It has become a matter of poetry: Golden State Warriors guard Stephen Curry dribbles down court, stops casually outside the three-point line, rises from the floor, raises the basketball near his head, flicks his wrist, and sends the ball arcing twenty-two feet or more over the court, where it whispers through the net: swish.
Curry, a two-time NBA Most Valuable Player, is the greatest practitioner of the three-point shot, and his coach, Steve Kerr, who played on championship teams with the Chicago Bulls and the San Antonio Spurs, holds the record for highest career three-point percentage. But each time fans marvel at Curry or others who excel at the three-pointer — perhaps the most important play in basketball — they are unknowingly paying tribute to an innovator who used the Columbia gym as his laboratory.
Howard Hobson ’45TC was best known as a pioneering college coach. He won 495 games as a coach, and in 1939 he guided the University of Oregon to the first-ever NCAA tournament championship. But his greatest contribution to basketball might have come on February 7, 1945, during a game between Fordham and Columbia. That night, in front of about a thousand people on the Columbia campus, the Lions and the Rams played the first college game with a three-point line, an experimental rule dreamed up by Hobson.
Forty-one years old at the time and on sabbatical from Oregon to get his doctorate in education, Hobson had spent thirteen years analyzing 460 basketball games. He was to collect these observations in his Columbia thesis, which he turned into the 1949 book Scientific Basketball. Today, few people remember Hobson’s basketball bible, but the ideas he put into practice in the Columbia game of 1945, laid out in chapter 10 of his book, are accepted wisdom. The three-point shot in particular changed the game forever. Like the home run in baseball, Hobson wrote, “the long field goal is the most spectacular play in basketball.”

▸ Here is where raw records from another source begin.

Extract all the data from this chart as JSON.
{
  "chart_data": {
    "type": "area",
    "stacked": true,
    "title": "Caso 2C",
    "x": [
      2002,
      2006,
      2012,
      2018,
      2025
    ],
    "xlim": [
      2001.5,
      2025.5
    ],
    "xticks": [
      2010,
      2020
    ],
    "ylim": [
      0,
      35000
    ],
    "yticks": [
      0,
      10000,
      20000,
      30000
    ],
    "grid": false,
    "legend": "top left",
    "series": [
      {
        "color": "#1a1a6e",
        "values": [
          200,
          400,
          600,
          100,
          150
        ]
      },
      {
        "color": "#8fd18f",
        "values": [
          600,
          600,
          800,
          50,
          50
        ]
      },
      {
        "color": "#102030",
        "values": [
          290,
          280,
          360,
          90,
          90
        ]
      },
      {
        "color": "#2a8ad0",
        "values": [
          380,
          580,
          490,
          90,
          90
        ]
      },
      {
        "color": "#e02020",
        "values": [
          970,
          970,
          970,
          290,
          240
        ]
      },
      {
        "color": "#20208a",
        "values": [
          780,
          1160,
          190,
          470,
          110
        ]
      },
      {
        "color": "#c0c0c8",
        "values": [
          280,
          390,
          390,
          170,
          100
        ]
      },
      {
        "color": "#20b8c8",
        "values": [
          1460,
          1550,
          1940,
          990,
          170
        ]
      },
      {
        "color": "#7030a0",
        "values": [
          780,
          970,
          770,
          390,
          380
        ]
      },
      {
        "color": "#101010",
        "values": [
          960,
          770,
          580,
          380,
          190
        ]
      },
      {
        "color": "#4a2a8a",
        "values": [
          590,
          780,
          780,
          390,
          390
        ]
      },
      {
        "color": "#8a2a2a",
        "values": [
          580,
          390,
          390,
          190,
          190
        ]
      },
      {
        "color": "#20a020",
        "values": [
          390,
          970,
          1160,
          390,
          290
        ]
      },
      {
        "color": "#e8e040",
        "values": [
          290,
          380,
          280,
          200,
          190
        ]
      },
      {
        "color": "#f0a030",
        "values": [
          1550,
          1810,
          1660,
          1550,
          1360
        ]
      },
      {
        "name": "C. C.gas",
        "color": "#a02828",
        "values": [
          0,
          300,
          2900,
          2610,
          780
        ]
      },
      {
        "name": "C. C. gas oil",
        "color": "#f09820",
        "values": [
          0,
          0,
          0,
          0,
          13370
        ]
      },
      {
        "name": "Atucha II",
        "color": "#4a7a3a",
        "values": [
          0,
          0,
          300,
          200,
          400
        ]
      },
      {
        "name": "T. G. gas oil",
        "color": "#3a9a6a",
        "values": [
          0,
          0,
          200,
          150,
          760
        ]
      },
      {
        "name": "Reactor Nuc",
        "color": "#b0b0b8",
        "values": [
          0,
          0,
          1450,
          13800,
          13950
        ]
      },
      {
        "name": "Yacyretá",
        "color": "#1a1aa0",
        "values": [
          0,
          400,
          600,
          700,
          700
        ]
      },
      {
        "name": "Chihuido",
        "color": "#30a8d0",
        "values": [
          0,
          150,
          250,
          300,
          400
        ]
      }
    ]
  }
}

The three-pointer, as opposed to the standard two-point shot, had the promise not only of being exciting to spectators, but of diminishing the advantage of taller players who could easily drop the ball in the bucket from close range. Previewing the history-making matchup in 1945, the New York Times wrote, “In an effort to make basketball a more interesting and wide-open game, the Columbia-Fordham contest tonight at the Morningside Heights gym will be played under new rules.”
Once the game began, the players loved the new long-distance shot, even if it sometimes confused them. Officials called several players for traveling violations when they forgot to dribble and simply ran out to the three-point line while carrying the ball.

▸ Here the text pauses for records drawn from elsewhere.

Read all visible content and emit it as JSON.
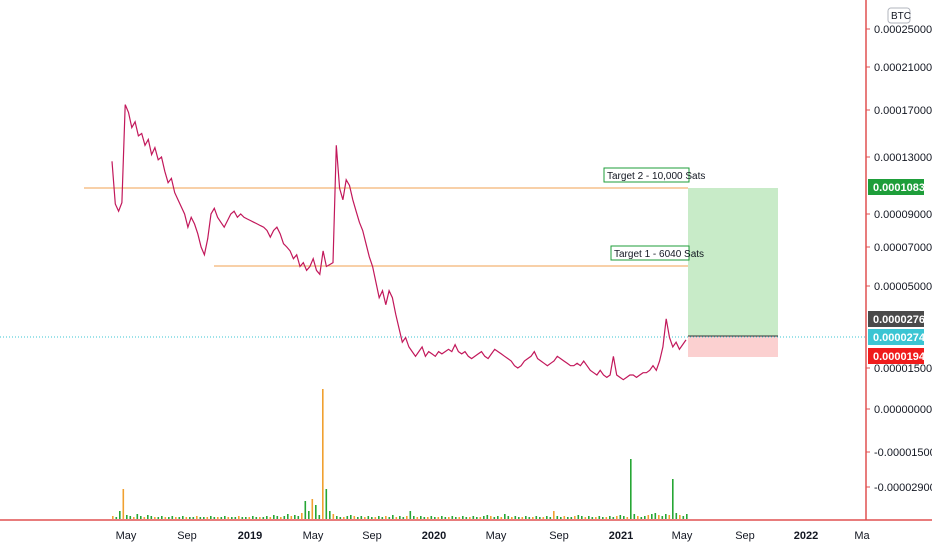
{
  "chart_data": {
    "type": "line",
    "symbol": "BTC",
    "y_axis_ticks": [
      "0.00025000",
      "0.00021000",
      "0.00017000",
      "0.00013000",
      "0.00009000",
      "0.00007000",
      "0.00005000",
      "0.00001500",
      "0.00000000",
      "-0.00001500",
      "-0.00002900"
    ],
    "y_axis_tick_values": [
      0.00025,
      0.00021,
      0.00017,
      0.00013,
      9e-05,
      7e-05,
      5e-05,
      1.5e-05,
      0.0,
      -1.5e-05,
      -2.9e-05
    ],
    "x_axis_labels": [
      {
        "label": "May",
        "bold": false
      },
      {
        "label": "Sep",
        "bold": false
      },
      {
        "label": "2019",
        "bold": true
      },
      {
        "label": "May",
        "bold": false
      },
      {
        "label": "Sep",
        "bold": false
      },
      {
        "label": "2020",
        "bold": true
      },
      {
        "label": "May",
        "bold": false
      },
      {
        "label": "Sep",
        "bold": false
      },
      {
        "label": "2021",
        "bold": true
      },
      {
        "label": "May",
        "bold": false
      },
      {
        "label": "Sep",
        "bold": false
      },
      {
        "label": "2022",
        "bold": true
      },
      {
        "label": "Ma",
        "bold": false
      }
    ],
    "price_tags": {
      "target": {
        "value": "0.00010839",
        "color": "#1e9e3a"
      },
      "entry": {
        "value": "0.00002763",
        "color": "#4a4a4a"
      },
      "current": {
        "value": "0.00002748",
        "color": "#3bc5d3"
      },
      "stop": {
        "value": "0.00001942",
        "color": "#f01c1c"
      }
    },
    "annotations": {
      "target1": "Target 1 - 6040 Sats",
      "target2": "Target 2 - 10,000 Sats"
    },
    "colors": {
      "price_line": "#c2185b",
      "level_line": "#f0a050",
      "profit_zone": "#c8ebc8",
      "loss_zone": "#fbd0d0",
      "axis_line": "#e05050",
      "volume_up": "#26a634",
      "volume_down": "#f0a030"
    },
    "series": [
      {
        "values": [
          0.000127,
          9.7e-05,
          9.2e-05,
          9.8e-05,
          0.000175,
          0.000168,
          0.000155,
          0.00016,
          0.000148,
          0.00015,
          0.00014,
          0.000145,
          0.000132,
          0.000138,
          0.000128,
          0.00013,
          0.00012,
          0.000112,
          0.000115,
          0.000105,
          0.0001,
          9.5e-05,
          9e-05,
          8.2e-05,
          8.8e-05,
          8.4e-05,
          7.8e-05,
          7e-05,
          6.6e-05,
          7.5e-05,
          9e-05,
          9.4e-05,
          8.8e-05,
          8.5e-05,
          8.2e-05,
          8.6e-05,
          9e-05,
          9.2e-05,
          8.8e-05,
          9e-05,
          8.8e-05,
          8.7e-05,
          8.6e-05,
          8.5e-05,
          8.4e-05,
          8.3e-05,
          8.2e-05,
          8e-05,
          7.6e-05,
          8e-05,
          8.2e-05,
          7.8e-05,
          7.2e-05,
          7e-05,
          6.8e-05,
          6.4e-05,
          6.6e-05,
          6e-05,
          6.2e-05,
          5.8e-05,
          6e-05,
          6.4e-05,
          5.8e-05,
          5.6e-05,
          6.8e-05,
          6e-05,
          6.1e-05,
          6.2e-05,
          0.00014,
          0.000108,
          0.0001,
          0.000114,
          0.00011,
          0.0001,
          9.2e-05,
          8.5e-05,
          8e-05,
          7.2e-05,
          6.5e-05,
          6e-05,
          5.2e-05,
          4.5e-05,
          4.8e-05,
          4.2e-05,
          4.8e-05,
          4.5e-05,
          3.8e-05,
          3.2e-05,
          2.6e-05,
          2.8e-05,
          2.4e-05,
          2.2e-05,
          2e-05,
          2.2e-05,
          2.4e-05,
          2e-05,
          2.2e-05,
          2.1e-05,
          2e-05,
          2.2e-05,
          2.1e-05,
          2.2e-05,
          2.3e-05,
          2.2e-05,
          2.5e-05,
          2.2e-05,
          2.1e-05,
          2.2e-05,
          2e-05,
          1.9e-05,
          2e-05,
          2.1e-05,
          2.2e-05,
          2e-05,
          1.9e-05,
          2.1e-05,
          2.3e-05,
          2.2e-05,
          2.1e-05,
          2e-05,
          1.9e-05,
          1.8e-05,
          1.6e-05,
          1.5e-05,
          1.6e-05,
          1.8e-05,
          1.9e-05,
          2e-05,
          2.2e-05,
          1.9e-05,
          1.8e-05,
          1.7e-05,
          1.6e-05,
          1.7e-05,
          1.8e-05,
          2e-05,
          1.9e-05,
          1.8e-05,
          1.7e-05,
          1.6e-05,
          1.6e-05,
          1.7e-05,
          1.6e-05,
          1.8e-05,
          1.6e-05,
          1.4e-05,
          1.3e-05,
          1.2e-05,
          1.4e-05,
          1.2e-05,
          1.1e-05,
          1.2e-05,
          2e-05,
          1.2e-05,
          1.1e-05,
          1e-05,
          1.1e-05,
          1.2e-05,
          1.2e-05,
          1.1e-05,
          1.2e-05,
          1.3e-05,
          1.3e-05,
          1.4e-05,
          1.6e-05,
          1.4e-05,
          1.8e-05,
          2.4e-05,
          3.6e-05,
          2.8e-05,
          2.4e-05,
          2.6e-05,
          2.3e-05,
          2.5e-05,
          2.7e-05
        ]
      }
    ],
    "volume": [
      3,
      2,
      8,
      30,
      4,
      3,
      2,
      5,
      3,
      2,
      4,
      3,
      2,
      2,
      3,
      2,
      2,
      3,
      2,
      2,
      3,
      2,
      2,
      2,
      3,
      2,
      2,
      2,
      3,
      2,
      2,
      2,
      3,
      2,
      2,
      2,
      3,
      2,
      2,
      2,
      3,
      2,
      2,
      2,
      3,
      2,
      4,
      3,
      2,
      3,
      5,
      3,
      4,
      3,
      6,
      18,
      8,
      20,
      14,
      4,
      130,
      30,
      8,
      5,
      3,
      2,
      2,
      3,
      4,
      3,
      2,
      3,
      2,
      3,
      2,
      2,
      3,
      2,
      3,
      2,
      4,
      2,
      3,
      2,
      3,
      8,
      3,
      2,
      3,
      2,
      2,
      3,
      2,
      2,
      3,
      2,
      2,
      3,
      2,
      2,
      3,
      2,
      2,
      3,
      2,
      2,
      3,
      4,
      3,
      2,
      3,
      2,
      5,
      3,
      2,
      3,
      2,
      2,
      3,
      2,
      2,
      3,
      2,
      2,
      3,
      2,
      8,
      3,
      2,
      3,
      2,
      2,
      3,
      4,
      3,
      2,
      3,
      2,
      2,
      3,
      2,
      2,
      3,
      2,
      3,
      4,
      3,
      2,
      60,
      5,
      3,
      2,
      3,
      4,
      5,
      6,
      4,
      3,
      5,
      4,
      40,
      6,
      4,
      3,
      5
    ]
  }
}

Columbia won 73–58, hitting eleven three-pointers while Fordham made nine. Columbia’s John Profant knocked in four of the long shots, and teammate Norm Skinner ’50CC hit three of them while scoring twenty-six points. Some fans completed surveys about the alterations. The final tally came in with 148 in favor of the three-pointer, 105 against.
The new rule certainly boosted Columbia’s offense. Those seventy-three points set a school record for the Lions. In no other game that season did Columbia even reach sixty points. In the New York Herald-Tribune, Irving T. Marsh wrote, “To this observer the new rules definitely provided a game with more action and much more excitement, but if it really gets wild and woolly there is no telling what may happen.”
Other reporters took a harsher view. The Spectator complained about confusion, and an Associated Press writer asked, “What’s wrong with the old game?” New York Times scribe Louis Effrat noted, “The experts’ impression was that subordinating the lay-up shot by awarding an extra point for a long basket would minimize the value of team play. The experiment, therefore, was far from a howling success.” Effrat ended his story by predicting the three-pointer “will be permitted to die a natural death.”
And for many years, Howard Hobson’s favorite shot did seem destined to perish. But then the short-lived American Basketball League used the three-pointer for the 1961– 1962 season, and the longer-lived American Basketball Association instituted the shot in 1967. The NBA didn’t use it until 1979, and the NCAA made it a nationwide rule in 1986. Today, the three-pointer, which allows teams to build larger leads or overcome greater deficits in less time, is a pervasive weapon in basketball, as more teams take more shots from “downtown,” as the announcer says.
Hobson, who died in 1991 at the age of eighty-seven, advocated the three-pointer throughout his life, believing the play he unleashed in 1945 was the shot of the future. He did it modestly, though. In Scientific Basketball, Hobson wrote that coaches should try the three-point shot and “see if the results seem to be helpful to the game.” Coach Kerr of the Warriors would probably say yes.